RJRGLEANER-Don Anderson Poll | Mahfood: Slashing GCT by 6% would rocket economy
Government’s tax cuts have been hailed by chief executive officer of Jamaican Teas, John Mahfood, as a good move, but the businessman said yesterday evening that it was inadequate to boost the personal financial well-being of the majority of Jamaicans.
Responding to the latest RJRGLEANER-commissioned Don Anderson poll, which found that 53 per cent of Jamaicans have experienced no financial improvement in the past three years, Mahfood suggested that six percentage points be slashed from the current general consumption tax (GCT) rate. The poll indicated that 40 per cent of Jamaicans are seeing brighter financial statuses.
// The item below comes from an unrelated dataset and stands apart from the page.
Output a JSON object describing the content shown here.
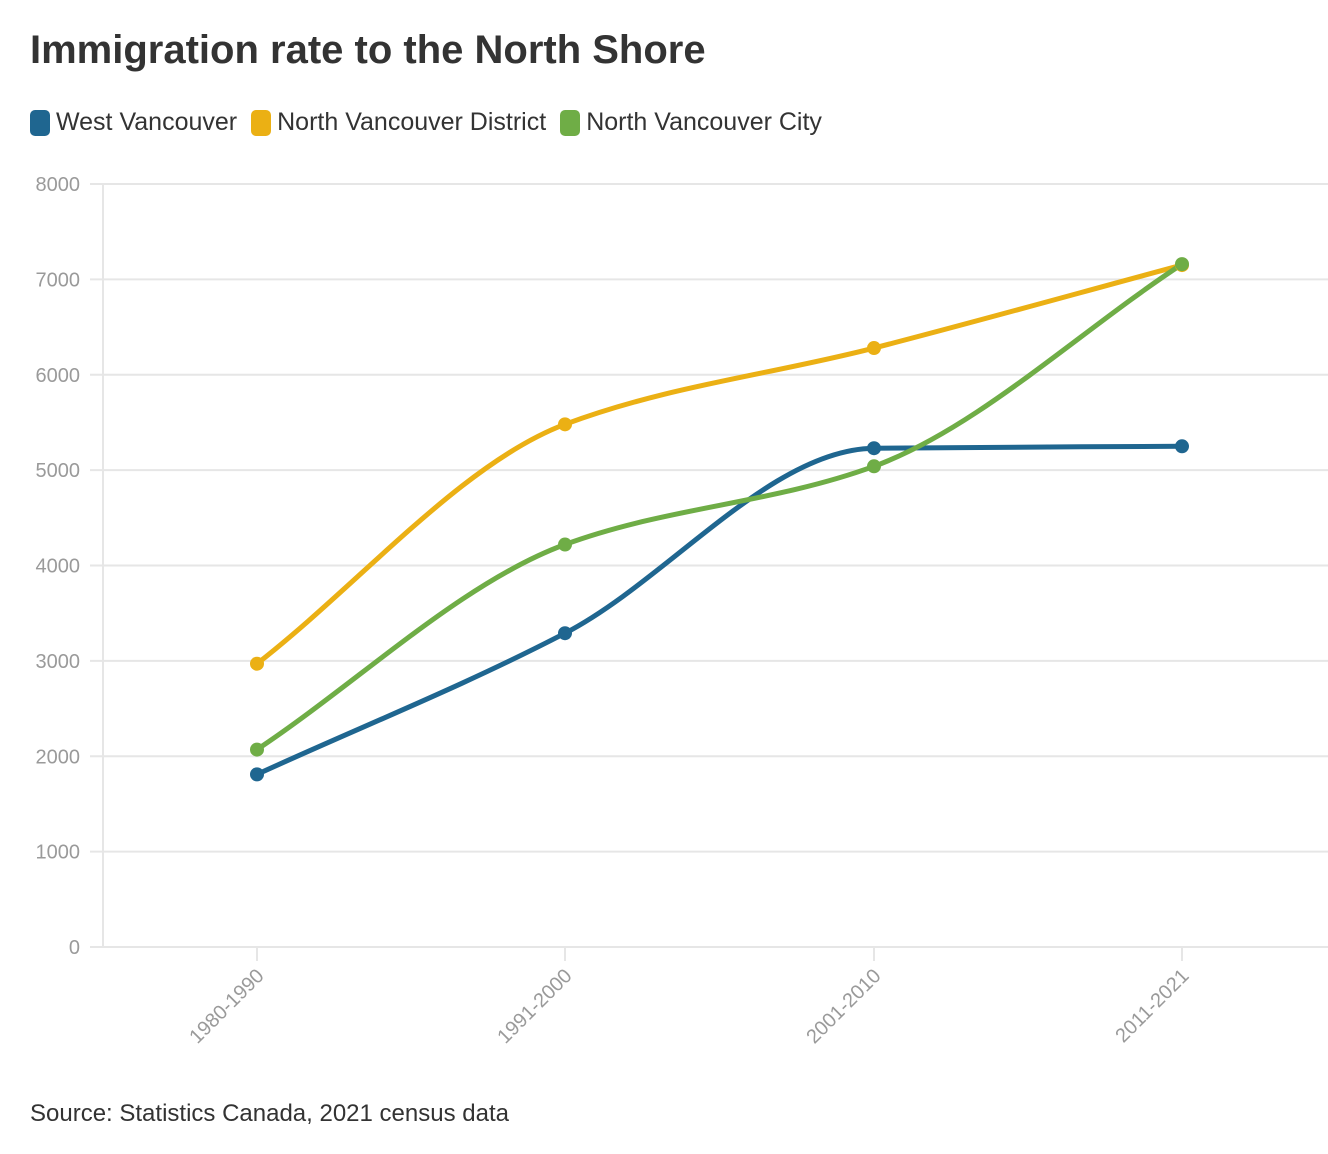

“In an economy that has been growing by only one per cent a year for the past three years and before that, near zero, very few people are going to feel a great benefit to their pocketbooks. Government could take a more aggressive position to stimulate the economy.
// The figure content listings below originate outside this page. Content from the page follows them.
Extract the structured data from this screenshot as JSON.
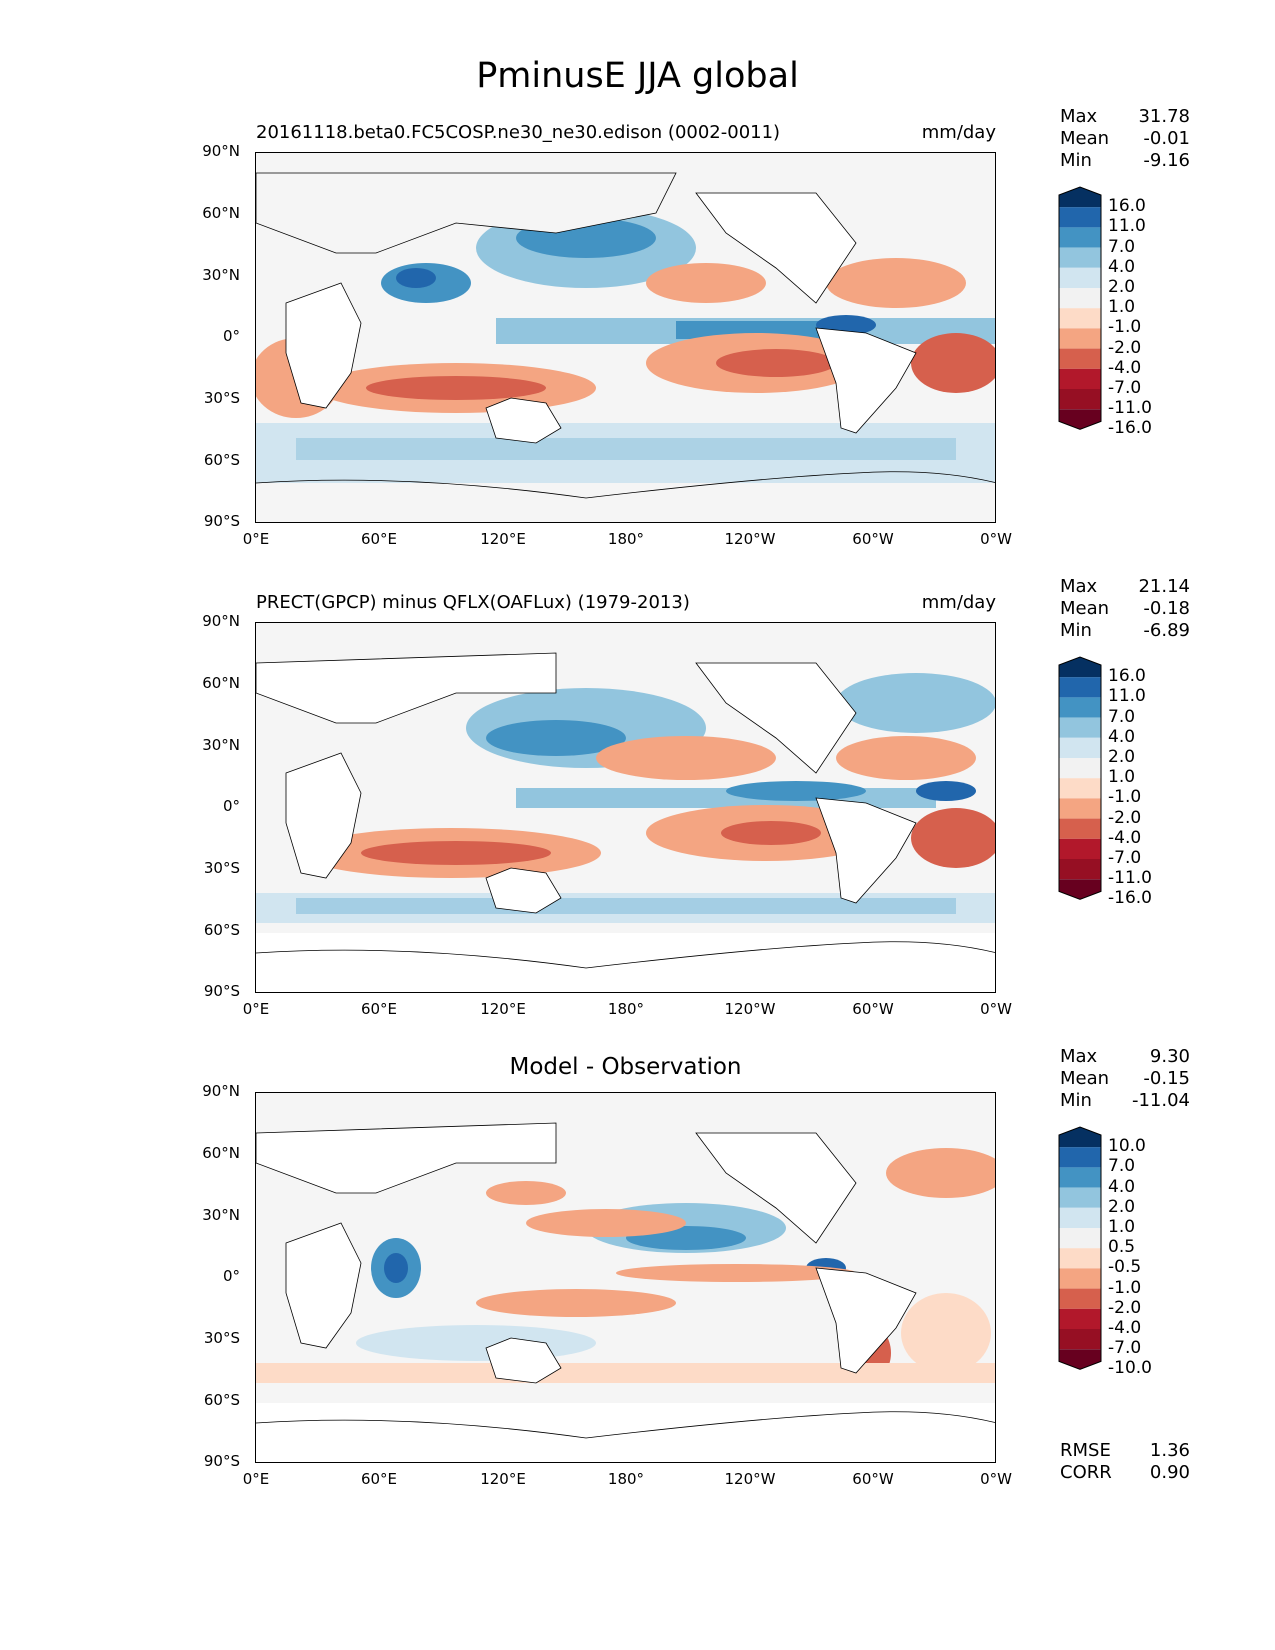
{
  "figure_title": "PminusE JJA global",
  "panels": [
    {
      "left_title": "20161118.beta0.FC5COSP.ne30_ne30.edison (0002-0011)",
      "right_title": "mm/day",
      "center_title": "",
      "stats": {
        "max_label": "Max",
        "max": "31.78",
        "mean_label": "Mean",
        "mean": "-0.01",
        "min_label": "Min",
        "min": "-9.16"
      },
      "colorbar_levels": [
        "16.0",
        "11.0",
        "7.0",
        "4.0",
        "2.0",
        "1.0",
        "-1.0",
        "-2.0",
        "-4.0",
        "-7.0",
        "-11.0",
        "-16.0"
      ]
    },
    {
      "left_title": "PRECT(GPCP) minus QFLX(OAFLux) (1979-2013)",
      "right_title": "mm/day",
      "center_title": "",
      "stats": {
        "max_label": "Max",
        "max": "21.14",
        "mean_label": "Mean",
        "mean": "-0.18",
        "min_label": "Min",
        "min": "-6.89"
      },
      "colorbar_levels": [
        "16.0",
        "11.0",
        "7.0",
        "4.0",
        "2.0",
        "1.0",
        "-1.0",
        "-2.0",
        "-4.0",
        "-7.0",
        "-11.0",
        "-16.0"
      ]
    },
    {
      "left_title": "",
      "right_title": "",
      "center_title": "Model - Observation",
      "stats": {
        "max_label": "Max",
        "max": "9.30",
        "mean_label": "Mean",
        "mean": "-0.15",
        "min_label": "Min",
        "min": "-11.04"
      },
      "colorbar_levels": [
        "10.0",
        "7.0",
        "4.0",
        "2.0",
        "1.0",
        "0.5",
        "-0.5",
        "-1.0",
        "-2.0",
        "-4.0",
        "-7.0",
        "-10.0"
      ]
    }
  ],
  "axes": {
    "y_ticks": [
      "90°N",
      "60°N",
      "30°N",
      "0°",
      "30°S",
      "60°S",
      "90°S"
    ],
    "x_ticks": [
      "0°E",
      "60°E",
      "120°E",
      "180°",
      "120°W",
      "60°W",
      "0°W"
    ]
  },
  "metrics": {
    "rmse_label": "RMSE",
    "rmse": "1.36",
    "corr_label": "CORR",
    "corr": "0.90"
  },
  "colors": {
    "colorbar": [
      "#053061",
      "#2166ac",
      "#4393c3",
      "#92c5de",
      "#d1e5f0",
      "#f2f2f2",
      "#fddbc7",
      "#f4a582",
      "#d6604d",
      "#b2182b",
      "#960f23",
      "#67001f"
    ],
    "ocean_neutral": "#f5f5f5"
  }
}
“Rebate of some taxes is good, because we are overtaxed, but I believe this isn’t the stimulation route for the majority (of people). The very high GCT of 16.5 per cent is where they should have started, and over the next two years bring it down to 10 per cent. The extra six per cent would mean a lot to poor people because most of their money goes towards basic food, which is heavily impacted by GCT.”
“A reduction would make them spend more, and would reduce the cost of houses. Every house built has a lot of GCT in it. I think that’s where their focus should have been, and not on reducing transfer tax and asset tax, which don’t benefit majority the of Jamaicans.”
The poll indicated that although personal finances have not improved, Jamaicans observed an increase in the number of jobs. Fifty five per cent of respondents believe more jobs have been created, while 35 per cent disagreed.
On the issue of the country’s fluctuating foreign exchange rate, 41 per cent indicated a lack of confidence in the Bank of Jamaica’s (BOJ) ability to manage the situation while 33 per cent gave the bank the thumbs up in managing the currency rate.
Responding to this issue, Mahfood said, “One doesn’t like to see the fluctuation by such a large margin. It’s not good for business. However, in the past six years we have experienced reasonably stable foreign exchange rates. I believe it has been reasonably managed by the BOJ. It would be great, though, if we could get a better understanding from them as to why we have these major fluctuations. If people understood, it would help with better planning,” Mahfood stressed.
The BOJ implemented B-FXITT in 2017 as a tool to manage currency rates and limit volatility.